Apr 06, 2016 (LBO) – Iceland’s Prime Minister Sigmundur David Gunnlaugsson resigned on Tuesday, the first casualty of the leaked Panama papers.
The Panama Papers showed that his wife owned an offshore company with claims on Iceland’s banks, which is an undeclared conflict of interest, according to media reports.
More than 11.5 million documents, leaked from the Panamanian law firm Mossack Fonseca, stretch nearly 40 years and highlight how some among the world’s rich and powerful stash their wealth and avoid taxes.
Three Sri Lankan companies are also on the list, but no details have yet been released of their names or involvement in tax evasion.
British Prime Minister David Cameron faced pressure from opponents after his late father Ian was implicated in the leaks, while the Chinese government dismissed as “groundless” reports that the families of President Xi Jinping and other current and former Chinese leaders were linked to offshore accounts.
“There cannot be one set of tax rules for the wealthy elite and another for the rest of us,” Labour leader Jeremy Corbyn said. “The unfairness and abuse must stop.”
Credit Suisse and HSBC denied suggestions they were actively using offshore structures to help clients evade tax, after ICIJ reported that both had helped to set up shell companies.
Soccer star Lionel Messi, Indian film personalities Aishwarya Rai, Amitabh Bachchan and associates of Russian President Putin are among those implicated.
Panama is one of the most secretive of the world’s offshore havens and has not signed up to a global transparency initiative.

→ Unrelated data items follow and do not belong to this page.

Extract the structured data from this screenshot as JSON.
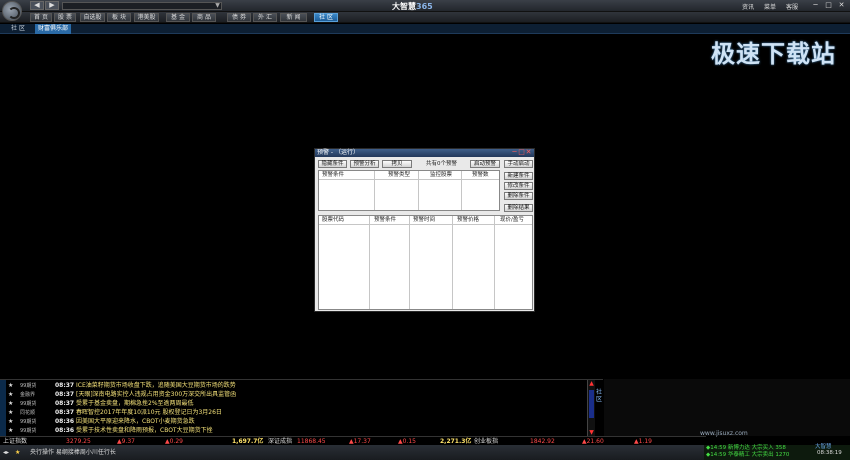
{
  "titlebar": {
    "title_brand": "大智慧",
    "title_num": "365",
    "menu": [
      "资讯",
      "菜单",
      "客服"
    ],
    "back": "◀",
    "forward": "▶",
    "search_placeholder": "",
    "drop": "▼",
    "win_min": "─",
    "win_max": "□",
    "win_close": "✕"
  },
  "nav": {
    "tabs": [
      "首 页",
      "股 票",
      "自选股",
      "板 块",
      "港美股",
      "基 金",
      "商 品",
      "债 券",
      "外 汇",
      "新 闻",
      "社 区"
    ],
    "active": "社 区"
  },
  "subnav": {
    "tabs": [
      "社 区",
      "财富俱乐部"
    ]
  },
  "dialog": {
    "title": "预警 - （运行）",
    "buttons": {
      "hide_cond": "隐藏条件",
      "analysis": "预警分析",
      "copy": "拷贝",
      "start": "启动预警",
      "manual": "手动启动",
      "new_cond": "新建条件",
      "edit_cond": "修改条件",
      "del_cond": "删除条件",
      "del_result": "删除结果"
    },
    "count_text": "共有0个预警",
    "top_cols": [
      "预警条件",
      "预警类型",
      "监控股票",
      "预警数"
    ],
    "bottom_cols": [
      "股票代码",
      "预警条件",
      "预警时间",
      "预警价格",
      "现价/盈亏"
    ]
  },
  "news": {
    "rows": [
      {
        "src": "99期货",
        "time": "08:37",
        "text": "ICE油菜籽期货市场收盘下跌，追随美国大豆期货市场的跌势"
      },
      {
        "src": "金融界",
        "time": "08:37",
        "text": "[天眼]深南电路实控人违规占用资金300万深交所出具监管函"
      },
      {
        "src": "99期货",
        "time": "08:37",
        "text": "受累于基金卖盘，期棉急挫2%至逾两周最低"
      },
      {
        "src": "同花顺",
        "time": "08:37",
        "text": "春晖智控2017年年度10派10元 股权登记日为3月26日"
      },
      {
        "src": "99期货",
        "time": "08:36",
        "text": "因美国大平原迎来降水，CBOT小麦期货急跌"
      },
      {
        "src": "99期货",
        "time": "08:36",
        "text": "受累于技术性卖盘和降雨预报，CBOT大豆期货下挫"
      }
    ],
    "side_label": "社 区"
  },
  "indexbar": {
    "name": "上证指数",
    "items": [
      "3279.25",
      "▲9.37",
      "▲0.29",
      "1,697.7亿",
      "深证成指",
      "11868.45",
      "▲17.37",
      "▲0.15",
      "2,271.3亿",
      "创业板指",
      "1842.92",
      "▲21.60",
      "▲1.19"
    ]
  },
  "bottom": {
    "left": "央行操作 易纲接棒周小川任行长"
  },
  "ticker": {
    "lines": [
      "◆14:59 新博力达 大宗买入 358",
      "◆14:59 华泰精工 大宗卖出 1270"
    ],
    "time": "08:38:19",
    "logo": "大智慧"
  },
  "watermark": {
    "text": "极速下载站",
    "url": "www.jisuxz.com"
  },
  "colors": {
    "accent": "#2a6aa6",
    "news_text": "#f5e27a",
    "up": "#ff4a4a",
    "down": "#44dd44"
  }
}
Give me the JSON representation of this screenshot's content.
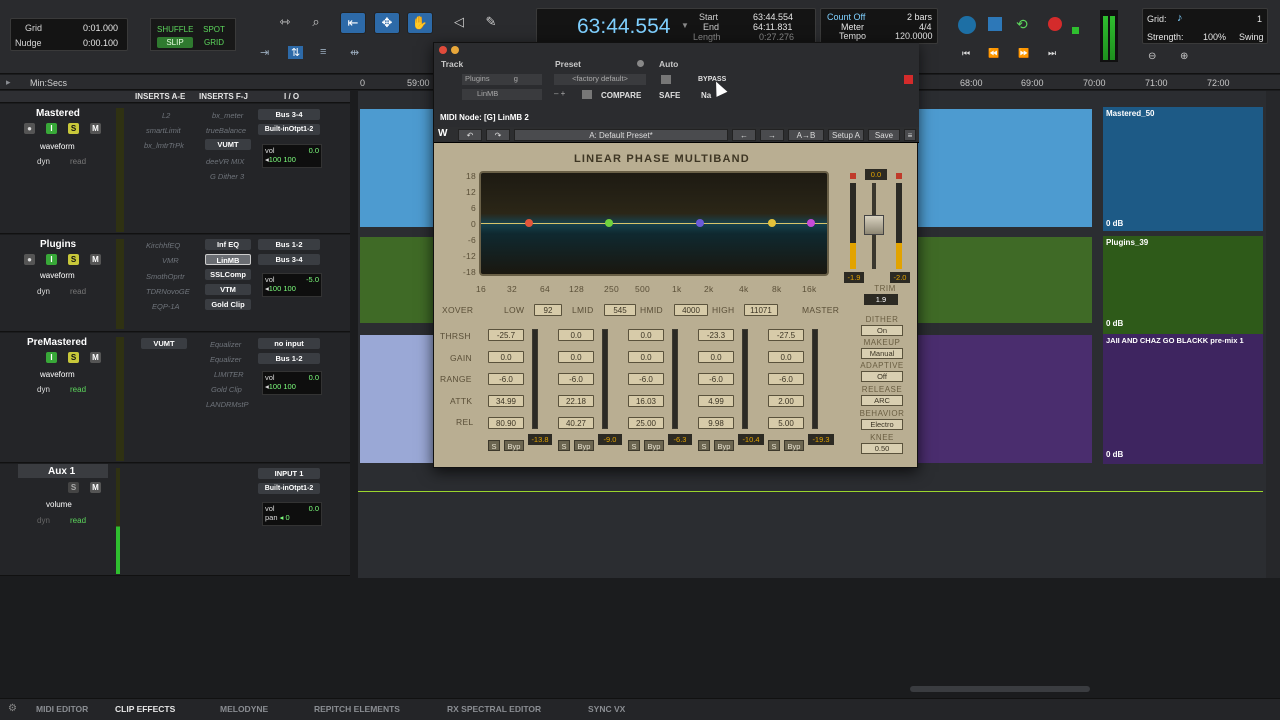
{
  "toolbar": {
    "grid_label": "Grid",
    "grid_value": "0:01.000",
    "nudge_label": "Nudge",
    "nudge_value": "0:00.100",
    "modes": [
      "SHUFFLE",
      "SPOT",
      "SLIP",
      "GRID"
    ],
    "main_counter": "63:44.554",
    "start_label": "Start",
    "start_value": "63:44.554",
    "end_label": "End",
    "end_value": "64:11.831",
    "length_label": "Length",
    "length_value": "0:27.276",
    "count_off": "Count Off",
    "bars": "2 bars",
    "meter_label": "Meter",
    "meter_value": "4/4",
    "tempo_label": "Tempo",
    "tempo_value": "120.0000",
    "grid2_label": "Grid:",
    "grid2_value": "1",
    "strength_label": "Strength:",
    "strength_value": "100%",
    "swing_label": "Swing"
  },
  "ruler": {
    "label": "Min:Secs",
    "ticks": [
      "59:00",
      "68:00",
      "69:00",
      "70:00",
      "71:00",
      "72:00"
    ],
    "tick_left": "0"
  },
  "mix_headers": {
    "inserts_ae": "INSERTS A-E",
    "inserts_fj": "INSERTS F-J",
    "io": "I / O"
  },
  "tracks": [
    {
      "name": "Mastered",
      "view": "waveform",
      "dyn": "dyn",
      "mode": "read",
      "inserts_ae": [
        "L2",
        "smartLimit",
        "bx_lmtrTrPk"
      ],
      "inserts_fj": [
        "bx_meter",
        "trueBalance",
        "VUMT",
        "deeVR MIX",
        "G Dither 3"
      ],
      "io_out": "Bus 3-4",
      "io_in": "Built-inOtpt1-2",
      "vol": "0.0",
      "pan": [
        "100",
        "100"
      ],
      "clip_name": "Mastered_50",
      "clip_gain": "0 dB"
    },
    {
      "name": "Plugins",
      "view": "waveform",
      "dyn": "dyn",
      "mode": "read",
      "inserts_ae": [
        "KirchhfEQ",
        "VMR",
        "SmothOprtr",
        "TDRNovoGE",
        "EQP-1A"
      ],
      "inserts_fj": [
        "Inf EQ",
        "LinMB",
        "SSLComp",
        "VTM",
        "Gold Clip"
      ],
      "io_out": "Bus 1-2",
      "io_in": "Bus 3-4",
      "vol": "-5.0",
      "pan": [
        "100",
        "100"
      ],
      "clip_name": "Plugins_39",
      "clip_gain": "0 dB"
    },
    {
      "name": "PreMastered",
      "view": "waveform",
      "dyn": "dyn",
      "mode": "read",
      "inserts_ae": [
        "VUMT"
      ],
      "inserts_fj": [
        "Equalizer",
        "Equalizer",
        "LIMITER",
        "Gold Clip",
        "LANDRMstP"
      ],
      "io_out": "no input",
      "io_in": "Bus 1-2",
      "vol": "0.0",
      "pan": [
        "100",
        "100"
      ],
      "clip_name": "JAII AND CHAZ GO BLACKK pre-mix 1",
      "clip_gain": "0 dB"
    },
    {
      "name": "Aux 1",
      "view": "volume",
      "dyn": "dyn",
      "mode": "read",
      "inserts_ae": [],
      "inserts_fj": [],
      "io_out": "INPUT 1",
      "io_in": "Built-inOtpt1-2",
      "vol": "0.0",
      "pan_label": "pan",
      "pan": [
        "0"
      ],
      "clip_name": "",
      "clip_gain": ""
    }
  ],
  "plugin": {
    "track_label": "Track",
    "preset_label": "Preset",
    "auto_label": "Auto",
    "track_value": "Plugins",
    "track_sub": "g",
    "insert_value": "LinMB",
    "preset_value": "<factory default>",
    "bypass_label": "BYPASS",
    "compare_label": "COMPARE",
    "safe_label": "SAFE",
    "native_label": "Na",
    "midi_node": "MIDI Node: [G] LinMB 2",
    "waves_preset": "A: Default Preset*",
    "ab_label": "A→B",
    "setup_label": "Setup A",
    "save_label": "Save",
    "title": "LINEAR PHASE MULTIBAND",
    "db_scale": [
      "18",
      "12",
      "6",
      "0",
      "-6",
      "-12",
      "-18"
    ],
    "freq_scale": [
      "16",
      "32",
      "64",
      "128",
      "250",
      "500",
      "1k",
      "2k",
      "4k",
      "8k",
      "16k"
    ],
    "xover_label": "XOVER",
    "band_names": [
      "LOW",
      "LMID",
      "HMID",
      "HIGH",
      "MASTER"
    ],
    "xover_values": [
      "92",
      "545",
      "4000",
      "11071"
    ],
    "row_labels": [
      "THRSH",
      "GAIN",
      "RANGE",
      "ATTK",
      "REL"
    ],
    "bands": [
      {
        "thrsh": "-25.7",
        "gain": "0.0",
        "range": "-6.0",
        "attk": "34.99",
        "rel": "80.90",
        "meter": "-13.8"
      },
      {
        "thrsh": "0.0",
        "gain": "0.0",
        "range": "-6.0",
        "attk": "22.18",
        "rel": "40.27",
        "meter": "-9.0"
      },
      {
        "thrsh": "0.0",
        "gain": "0.0",
        "range": "-6.0",
        "attk": "16.03",
        "rel": "25.00",
        "meter": "-6.3"
      },
      {
        "thrsh": "-23.3",
        "gain": "0.0",
        "range": "-6.0",
        "attk": "4.99",
        "rel": "9.98",
        "meter": "-10.4"
      },
      {
        "thrsh": "-27.5",
        "gain": "0.0",
        "range": "-6.0",
        "attk": "2.00",
        "rel": "5.00",
        "meter": "-19.3"
      }
    ],
    "s_label": "S",
    "byp_label": "Byp",
    "master_gain": "0.0",
    "out_left": "-1.9",
    "out_right": "-2.0",
    "trim_label": "TRIM",
    "trim_value": "1.9",
    "dither_label": "DITHER",
    "dither_value": "On",
    "makeup_label": "MAKEUP",
    "makeup_value": "Manual",
    "adaptive_label": "ADAPTIVE",
    "adaptive_value": "Off",
    "release_label": "RELEASE",
    "release_value": "ARC",
    "behavior_label": "BEHAVIOR",
    "behavior_value": "Electro",
    "knee_label": "KNEE",
    "knee_value": "0.50"
  },
  "bottom_tabs": [
    "MIDI EDITOR",
    "CLIP EFFECTS",
    "MELODYNE",
    "REPITCH ELEMENTS",
    "RX SPECTRAL EDITOR",
    "SYNC VX"
  ],
  "colors": {
    "accent_blue": "#2d6aa8",
    "clip_blue": "#4d9bd0",
    "clip_green": "#3f6a26",
    "clip_purple": "#4a2d6e",
    "record_red": "#d42b2b",
    "plugin_panel": "#b9ae92"
  }
}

According to Süddeutsche Zeitung, the German newspaper the first obtained the leaked documents about an year ago and started sharing them with other media, a look through the Panama Papers “very quickly reveals that concealing the identities of the true company owners was the primary aim in the vast majority of cases.”
Clients can buy an anonymous company for as little as USD 1,000. However, at this price it is just an empty shell. For an extra fee, Mossack Fonseca provides a sham director and, if desired, conceals the company’s true shareholder.